Japan’s Mitsubishi Heavy appeals S. Korean court’s asset sale order

DAEJEON– Japan’s Mitsubishi Heavy Industries has appealed a South Korean court’s order to sell its assets here to compensate wartime forced labor victims, judicial officials said Wednesday.

The Japanese firm lodged an immediate appeal against the Daejeon District Court’s Sept. 27 order for the sale of its two copyrights and two patents to compensate two female plaintiffs related to the forced labor during Japan’s 1910-45 colonization of the Korean Peninsula.

The immediate appeal, a procedure against a court decision that needs to be confirmed quickly, was filed with the Daejeon District Court’s appellate division in the central South Korean city, about 160 kilometers south of Seoul, the officials said.
The district court’s order was expected to raise enough cash to offer an estimated 209 million won (US$176,000) per victim, including interest and compensation for delayed payments.

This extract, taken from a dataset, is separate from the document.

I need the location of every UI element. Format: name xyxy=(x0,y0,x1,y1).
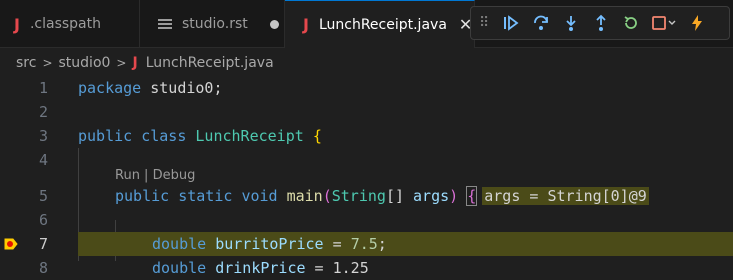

In 2018, the Supreme Court ordered Mitsubishi to compensate the workers. But Mitsubishi refused to comply with the ruling, saying the reparation issue was fully and finally settled by a treaty signed between the two nations in 1965 to normalize ties.

The plaintiffs asked the Daejeon court to seize the company’s assets in South Korea, and the court accepted their request in March 2019.

The Japanese firm appealed that decision. After an appellate court rejected its appeal in February this year, the firm brought the case to the Supreme Court, which dismissed its claim again in early September.